# Anyone hear from ShrimpieLove recently????



## bettaforu (Sep 6, 2009)

I haven't heard anything on how she is doing, hopefully that means a good thing  She was having some big C issues, so I was wondering if anyone closer to her has heard how things are going? 

Let me know if anyone has news.
thks


----------



## hojimoe (Mar 7, 2008)

I don't know her, but I wish her good luck with the ugly B!TCH of the C. My mom's on diagnosis number 3, all on the same side....second recurrence on this side. almost done the poison treatments 

so having been around it for ~7 years, i wish shrimpielove lots of good luck and thoughts for her battle!


----------



## menagerie (Mar 18, 2006)

*.....*

For all of Shrimpielove's friend's here on gtaaquaria.

Very sad news from Sabrina's family that Sabrina lost her battle with cancer.

Our hearts go out to her family and for all who knew her. She will be deeply missed.


----------



## Greg_o (Mar 4, 2010)

So so sad. 

I met her once briefly to buy a light. 

She was so warm and welcoming - I didn't want to impose but she insisted on giving me a tour of her various tanks, even though she had company over. We talked about shrimps fish plants and moss for some time. 

She was certainly dedicated and passionate about this hobby. I had looked forward to meeting her again.

She was so personable this brief encounter had a lasting affect on me. I think that's a strong assessment of what a great individual she was, but in reality this is probably just 'the tip of the iceburg' to her closer freinds.

All the best to her family and friends.


----------



## hojimoe (Mar 7, 2008)

menagerie said:


> For all of Shrimpielove's friend's here on gtaaquaria.
> 
> Very sad news from Sabrina's family that Sabrina lost her battle with cancer.
> 
> Our hearts go out to her family and for all who knew her. She will be deeply missed.

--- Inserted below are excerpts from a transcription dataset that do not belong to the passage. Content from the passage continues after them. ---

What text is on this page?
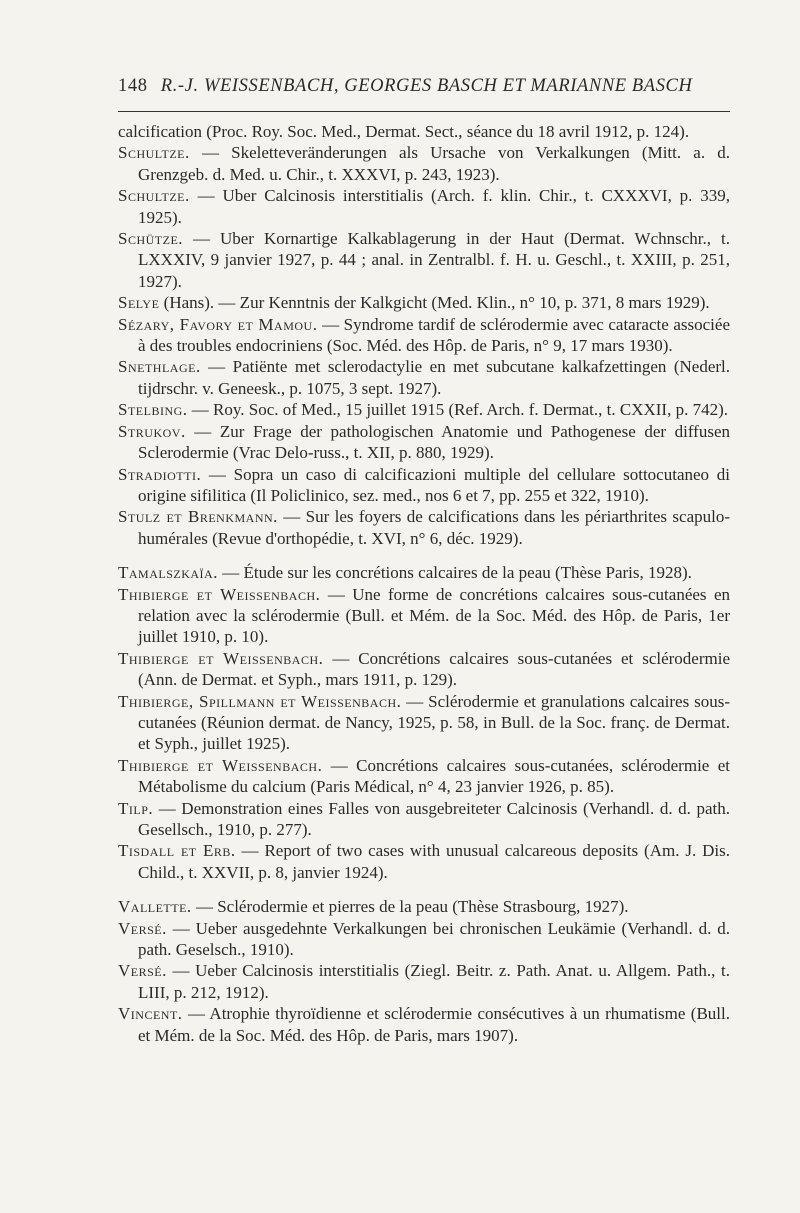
148 R.-J. WEISSENBACH, GEORGES BASCH ET MARIANNE BASCH

calcification (Proc. Roy. Soc. Med., Dermat. Sect., séance du 18 avril 1912, p. 124).

Schultze. — Skeletteveränderungen als Ursache von Verkalkungen (Mitt. a. d. Grenzgeb. d. Med. u. Chir., t. XXXVI, p. 243, 1923).

Schultze. — Uber Calcinosis interstitialis (Arch. f. klin. Chir., t. CXXXVI, p. 339, 1925).

Schütze. — Uber Kornartige Kalkablagerung in der Haut (Dermat. Wchnschr., t. LXXXIV, 9 janvier 1927, p. 44 ; anal. in Zentralbl. f. H. u. Geschl., t. XXIII, p. 251, 1927).

Selye (Hans). — Zur Kenntnis der Kalkgicht (Med. Klin., n° 10, p. 371, 8 mars 1929).

Sézary, Favory et Mamou. — Syndrome tardif de sclérodermie avec cataracte associée à des troubles endocriniens (Soc. Méd. des Hôp. de Paris, n° 9, 17 mars 1930).

Snethlage. — Patiënte met sclerodactylie en met subcutane kalkafzettingen (Nederl. tijdrschr. v. Geneesk., p. 1075, 3 sept. 1927).

Stelbing. — Roy. Soc. of Med., 15 juillet 1915 (Ref. Arch. f. Dermat., t. CXXII, p. 742).

Strukov. — Zur Frage der pathologischen Anatomie und Pathogenese der diffusen Sclerodermie (Vrac Delo-russ., t. XII, p. 880, 1929).

Stradiotti. — Sopra un caso di calcificazioni multiple del cellulare sottocutaneo di origine sifilitica (Il Policlinico, sez. med., nos 6 et 7, pp. 255 et 322, 1910).

Stulz et Brenkmann. — Sur les foyers de calcifications dans les périarthrites scapulo-humérales (Revue d'orthopédie, t. XVI, n° 6, déc. 1929).

Tamalszkaïa. — Étude sur les concrétions calcaires de la peau (Thèse Paris, 1928).

Thibierge et Weissenbach. — Une forme de concrétions calcaires sous-cutanées en relation avec la sclérodermie (Bull. et Mém. de la Soc. Méd. des Hôp. de Paris, 1er juillet 1910, p. 10).

Thibierge et Weissenbach. — Concrétions calcaires sous-cutanées et sclérodermie (Ann. de Dermat. et Syph., mars 1911, p. 129).

Thibierge, Spillmann et Weissenbach. — Sclérodermie et granulations calcaires sous-cutanées (Réunion dermat. de Nancy, 1925, p. 58, in Bull. de la Soc. franç. de Dermat. et Syph., juillet 1925).

Thibierge et Weissenbach. — Concrétions calcaires sous-cutanées, sclérodermie et Métabolisme du calcium (Paris Médical, n° 4, 23 janvier 1926, p. 85).

Tilp. — Demonstration eines Falles von ausgebreiteter Calcinosis (Verhandl. d. d. path. Gesellsch., 1910, p. 277).

Tisdall et Erb. — Report of two cases with unusual calcareous deposits (Am. J. Dis. Child., t. XXVII, p. 8, janvier 1924).

Vallette. — Sclérodermie et pierres de la peau (Thèse Strasbourg, 1927).

Versé. — Ueber ausgedehnte Verkalkungen bei chronischen Leukämie (Verhandl. d. d. path. Geselsch., 1910).

Versé. — Ueber Calcinosis interstitialis (Ziegl. Beitr. z. Path. Anat. u. Allgem. Path., t. LIII, p. 212, 1912).

Vincent. — Atrophie thyroïdienne et sclérodermie consécutives à un rhumatisme (Bull. et Mém. de la Soc. Méd. des Hôp. de Paris, mars 1907).
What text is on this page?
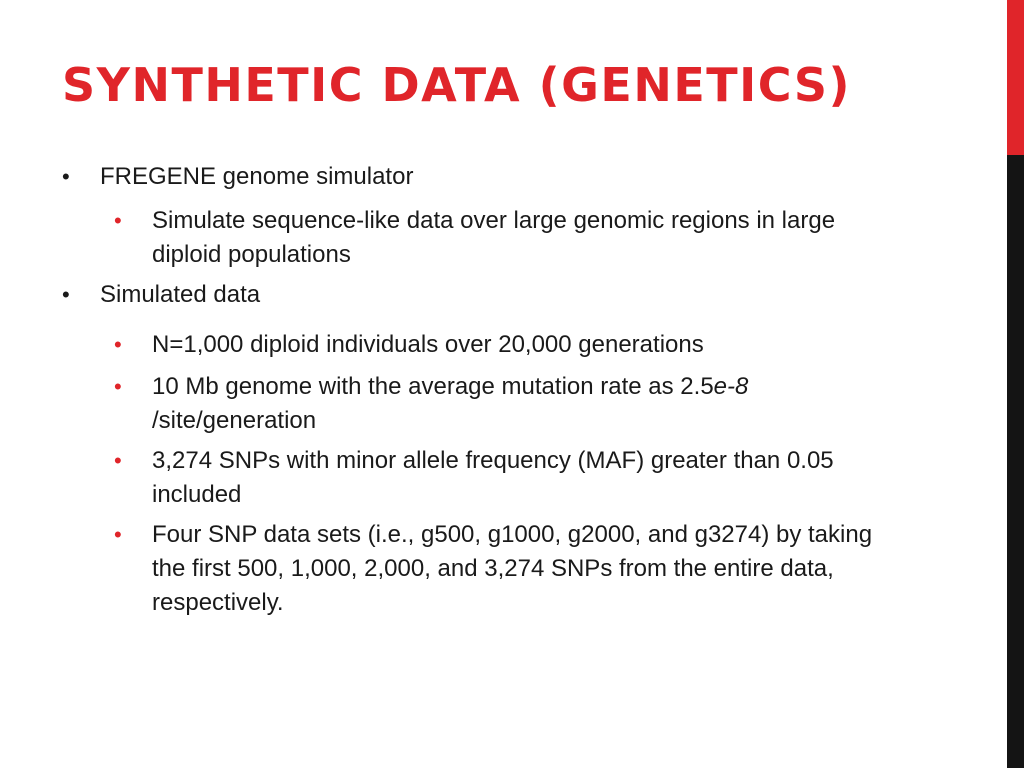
SYNTHETIC DATA (GENETICS)
• FREGENE genome simulator
• Simulate sequence-like data over large genomic regions in large diploid populations
• Simulated data
• N=1,000 diploid individuals over 20,000 generations
• 10 Mb genome with the average mutation rate as 2.5e-8 /site/generation
• 3,274 SNPs with minor allele frequency (MAF) greater than 0.05 included
• Four SNP data sets (i.e., g500, g1000, g2000, and g3274) by taking the first 500, 1,000, 2,000, and 3,274 SNPs from the entire data, respectively.
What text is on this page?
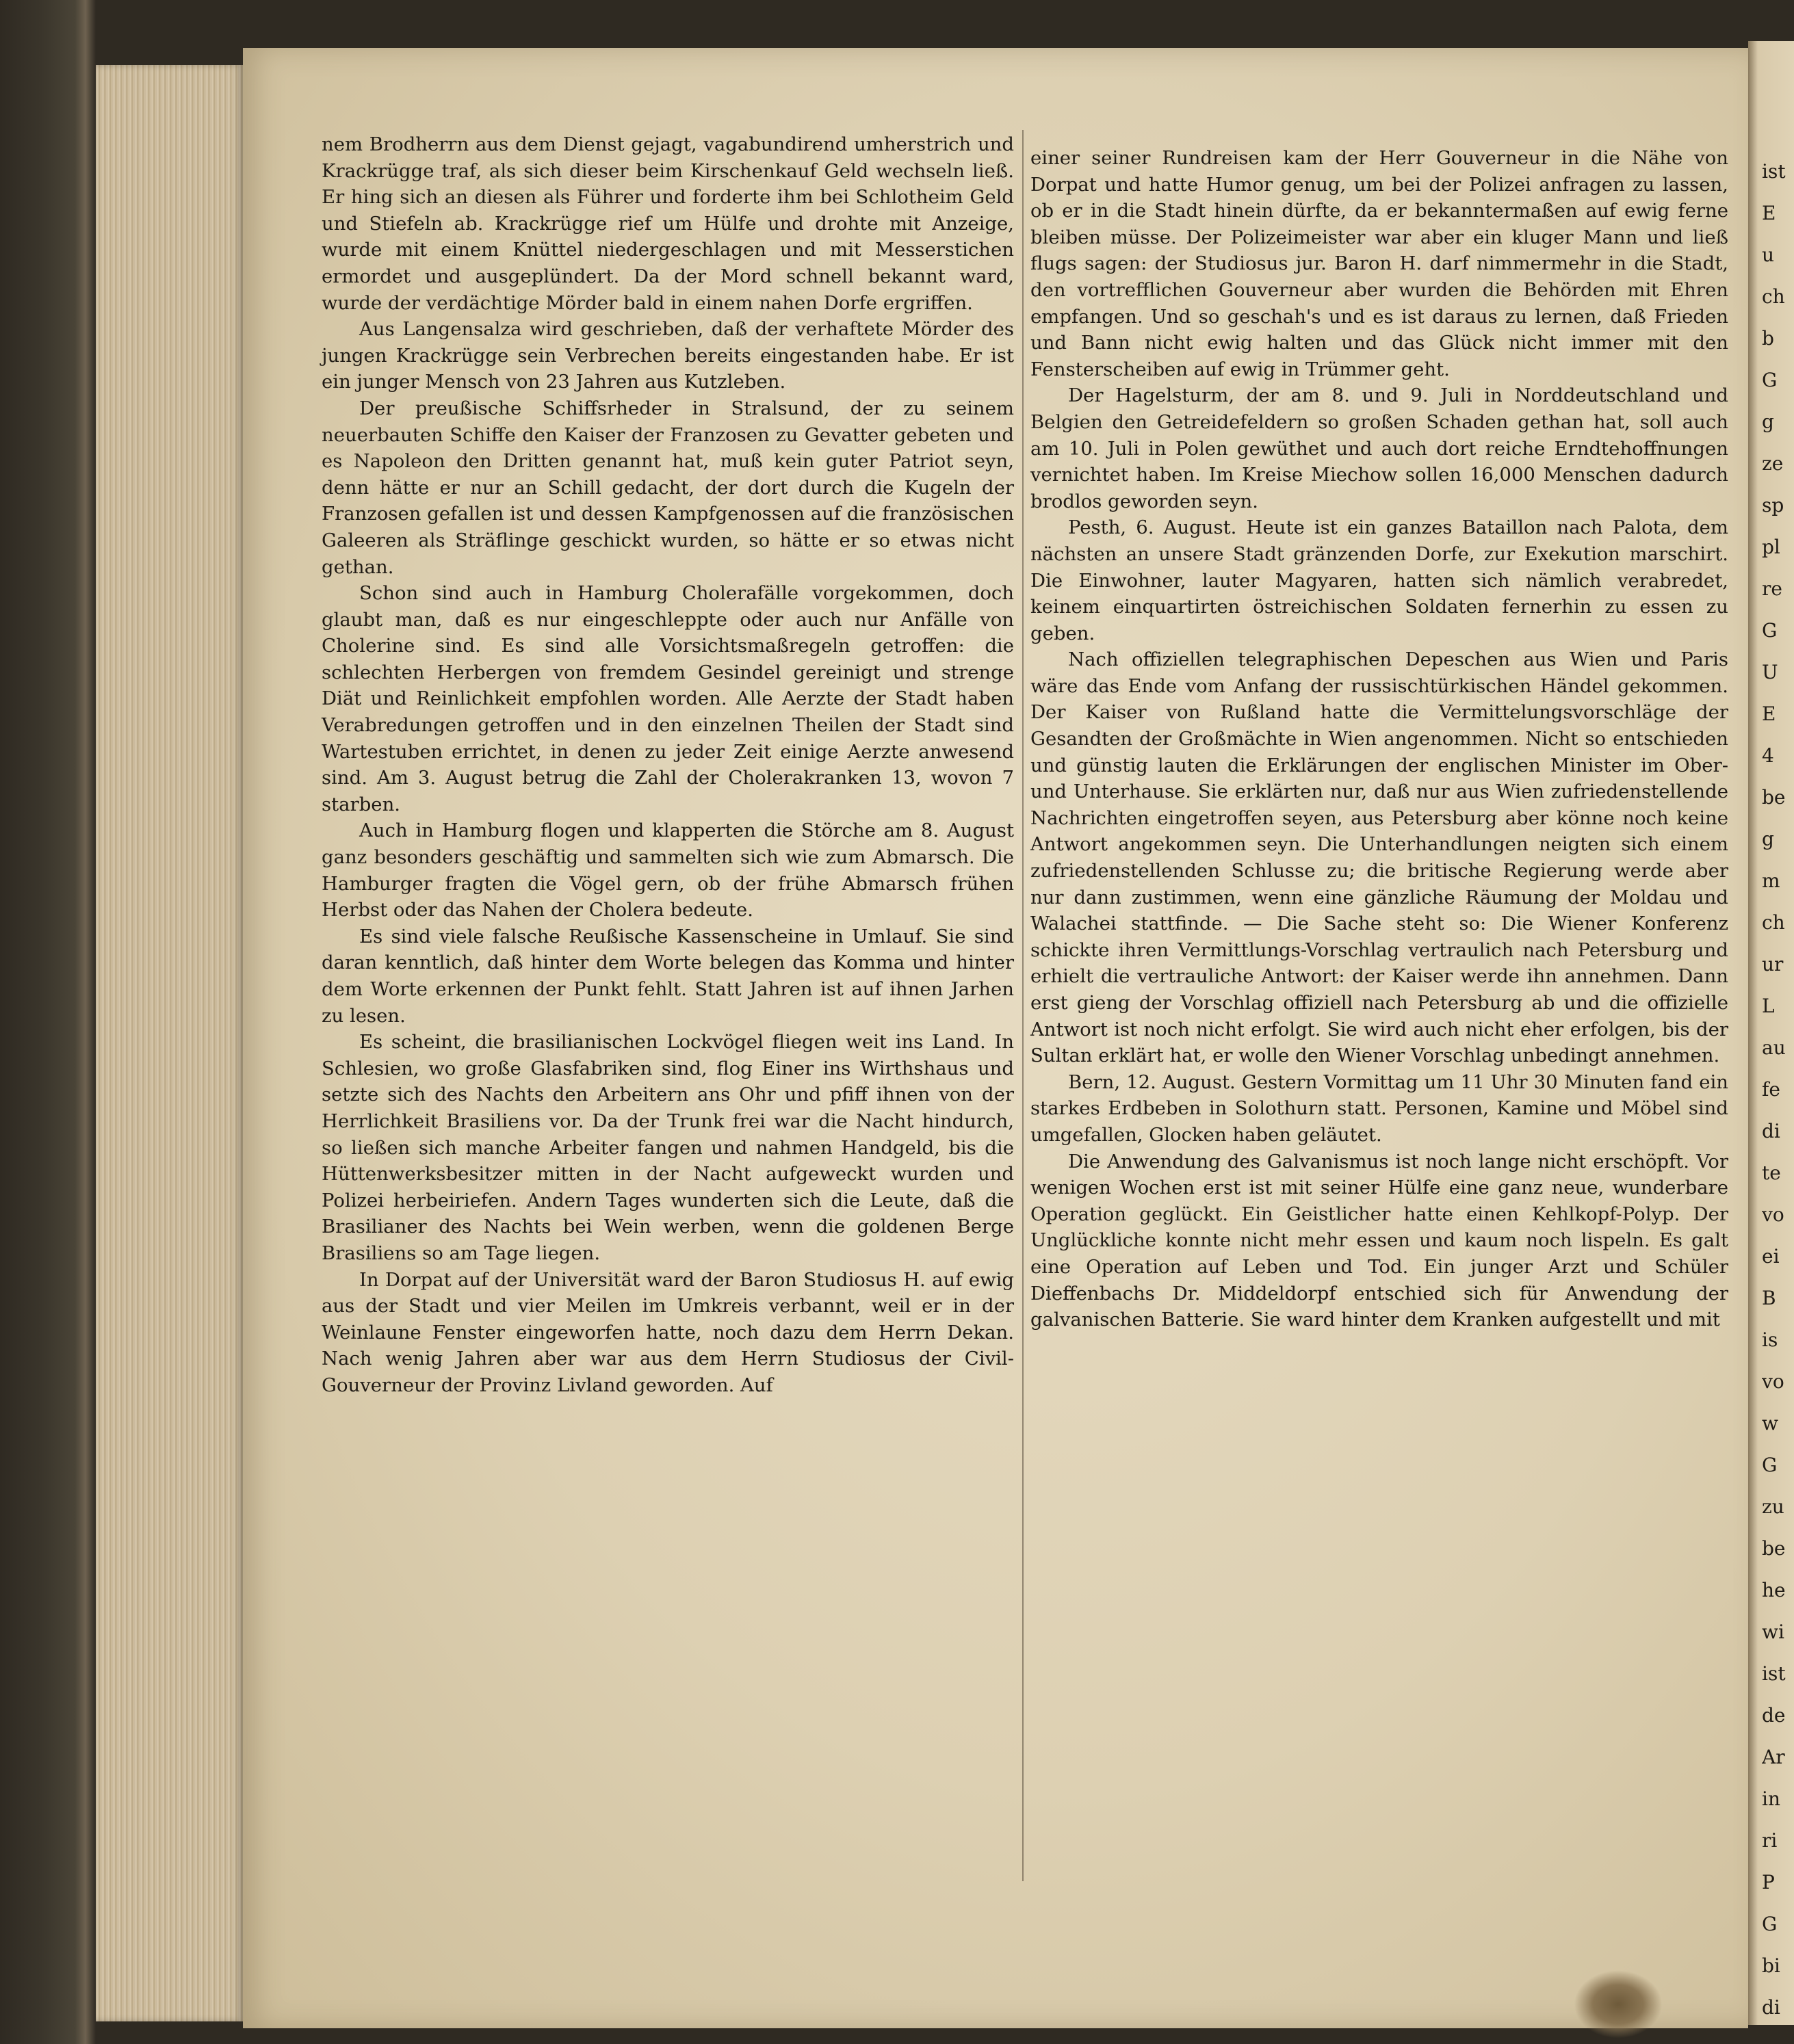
nem Brodherrn aus dem Dienst gejagt, vagabundirend umherstrich und Krackrügge traf, als sich dieser beim Kirschenkauf Geld wechseln ließ. Er hing sich an diesen als Führer und forderte ihm bei Schlotheim Geld und Stiefeln ab. Krackrügge rief um Hülfe und drohte mit Anzeige, wurde mit einem Knüttel niedergeschlagen und mit Messerstichen ermordet und ausgeplündert. Da der Mord schnell bekannt ward, wurde der verdächtige Mörder bald in einem nahen Dorfe ergriffen.

Aus Langensalza wird geschrieben, daß der verhaftete Mörder des jungen Krackrügge sein Verbrechen bereits eingestanden habe. Er ist ein junger Mensch von 23 Jahren aus Kutzleben.

Der preußische Schiffsrheder in Stralsund, der zu seinem neuerbauten Schiffe den Kaiser der Franzosen zu Gevatter gebeten und es Napoleon den Dritten genannt hat, muß kein guter Patriot seyn, denn hätte er nur an Schill gedacht, der dort durch die Kugeln der Franzosen gefallen ist und dessen Kampfgenossen auf die französischen Galeeren als Sträflinge geschickt wurden, so hätte er so etwas nicht gethan.

Schon sind auch in Hamburg Cholerafälle vorgekommen, doch glaubt man, daß es nur eingeschleppte oder auch nur Anfälle von Cholerine sind. Es sind alle Vorsichtsmaßregeln getroffen: die schlechten Herbergen von fremdem Gesindel gereinigt und strenge Diät und Reinlichkeit empfohlen worden. Alle Aerzte der Stadt haben Verabredungen getroffen und in den einzelnen Theilen der Stadt sind Wartestuben errichtet, in denen zu jeder Zeit einige Aerzte anwesend sind. Am 3. August betrug die Zahl der Cholerakranken 13, wovon 7 starben.

Auch in Hamburg flogen und klapperten die Störche am 8. August ganz besonders geschäftig und sammelten sich wie zum Abmarsch. Die Hamburger fragten die Vögel gern, ob der frühe Abmarsch frühen Herbst oder das Nahen der Cholera bedeute.

Es sind viele falsche Reußische Kassenscheine in Umlauf. Sie sind daran kenntlich, daß hinter dem Worte belegen das Komma und hinter dem Worte erkennen der Punkt fehlt. Statt Jahren ist auf ihnen Jarhen zu lesen.

Es scheint, die brasilianischen Lockvögel fliegen weit ins Land. In Schlesien, wo große Glasfabriken sind, flog Einer ins Wirthshaus und setzte sich des Nachts den Arbeitern ans Ohr und pfiff ihnen von der Herrlichkeit Brasiliens vor. Da der Trunk frei war die Nacht hindurch, so ließen sich manche Arbeiter fangen und nahmen Handgeld, bis die Hüttenwerksbesitzer mitten in der Nacht aufgeweckt wurden und Polizei herbeiriefen. Andern Tages wunderten sich die Leute, daß die Brasilianer des Nachts bei Wein werben, wenn die goldenen Berge Brasiliens so am Tage liegen.

In Dorpat auf der Universität ward der Baron Studiosus H. auf ewig aus der Stadt und vier Meilen im Umkreis verbannt, weil er in der Weinlaune Fenster eingeworfen hatte, noch dazu dem Herrn Dekan. Nach wenig Jahren aber war aus dem Herrn Studiosus der Civil-Gouverneur der Provinz Livland geworden. Auf

einer seiner Rundreisen kam der Herr Gouverneur in die Nähe von Dorpat und hatte Humor genug, um bei der Polizei anfragen zu lassen, ob er in die Stadt hinein dürfte, da er bekanntermaßen auf ewig ferne bleiben müsse. Der Polizeimeister war aber ein kluger Mann und ließ flugs sagen: der Studiosus jur. Baron H. darf nimmermehr in die Stadt, den vortrefflichen Gouverneur aber wurden die Behörden mit Ehren empfangen. Und so geschah's und es ist daraus zu lernen, daß Frieden und Bann nicht ewig halten und das Glück nicht immer mit den Fensterscheiben auf ewig in Trümmer geht.

Der Hagelsturm, der am 8. und 9. Juli in Norddeutschland und Belgien den Getreidefeldern so großen Schaden gethan hat, soll auch am 10. Juli in Polen gewüthet und auch dort reiche Erndtehoffnungen vernichtet haben. Im Kreise Miechow sollen 16,000 Menschen dadurch brodlos geworden seyn.

Pesth, 6. August. Heute ist ein ganzes Bataillon nach Palota, dem nächsten an unsere Stadt gränzenden Dorfe, zur Exekution marschirt. Die Einwohner, lauter Magyaren, hatten sich nämlich verabredet, keinem einquartirten östreichischen Soldaten fernerhin zu essen zu geben.

Nach offiziellen telegraphischen Depeschen aus Wien und Paris wäre das Ende vom Anfang der russischtürkischen Händel gekommen. Der Kaiser von Rußland hatte die Vermittelungsvorschläge der Gesandten der Großmächte in Wien angenommen. Nicht so entschieden und günstig lauten die Erklärungen der englischen Minister im Ober- und Unterhause. Sie erklärten nur, daß nur aus Wien zufriedenstellende Nachrichten eingetroffen seyen, aus Petersburg aber könne noch keine Antwort angekommen seyn. Die Unterhandlungen neigten sich einem zufriedenstellenden Schlusse zu; die britische Regierung werde aber nur dann zustimmen, wenn eine gänzliche Räumung der Moldau und Walachei stattfinde. — Die Sache steht so: Die Wiener Konferenz schickte ihren Vermittlungs-Vorschlag vertraulich nach Petersburg und erhielt die vertrauliche Antwort: der Kaiser werde ihn annehmen. Dann erst gieng der Vorschlag offiziell nach Petersburg ab und die offizielle Antwort ist noch nicht erfolgt. Sie wird auch nicht eher erfolgen, bis der Sultan erklärt hat, er wolle den Wiener Vorschlag unbedingt annehmen.

Bern, 12. August. Gestern Vormittag um 11 Uhr 30 Minuten fand ein starkes Erdbeben in Solothurn statt. Personen, Kamine und Möbel sind umgefallen, Glocken haben geläutet.

Die Anwendung des Galvanismus ist noch lange nicht erschöpft. Vor wenigen Wochen erst ist mit seiner Hülfe eine ganz neue, wunderbare Operation geglückt. Ein Geistlicher hatte einen Kehlkopf-Polyp. Der Unglückliche konnte nicht mehr essen und kaum noch lispeln. Es galt eine Operation auf Leben und Tod. Ein junger Arzt und Schüler Dieffenbachs Dr. Middeldorpf entschied sich für Anwendung der galvanischen Batterie. Sie ward hinter dem Kranken aufgestellt und mit

ist
E
u
ch
b
G
g
ze
sp
pl
re
G
U
E
4
be
g
m
ch
ur
L
au
fe
di
te
vo
ei
B
is
vo
w
G
zu
be
he
wi
ist
de
Ar
in
ri
P
G
bi
di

That's very unfortunate, I wish her family all the best and hope they continue to enjoy the hobby that she loved so dearly

thanks menagerie for letting us all know, I was thinking about this thread a couple weeks ago, and didn't get around to asking for a follow up


----------



## AquaNekoMobile (Feb 26, 2010)

I only met her once at JamesRen's place but didn't really say much other then 'hi' IIRC. Overheard her say her handle while she was talking to JamesRen and knew who she was. She came with I think her BF then. I remember her as being very friendly and cheery.

I should have stepped up and said something other then being really shy and staying back.  *sigh* She was cool as we did have many back and forth postings and PM's in GTAA. 

Watching Being Erica right now... makes me wish I could go back and say something. 

Thank you Menegerie for updating us all. A say day indeed.


----------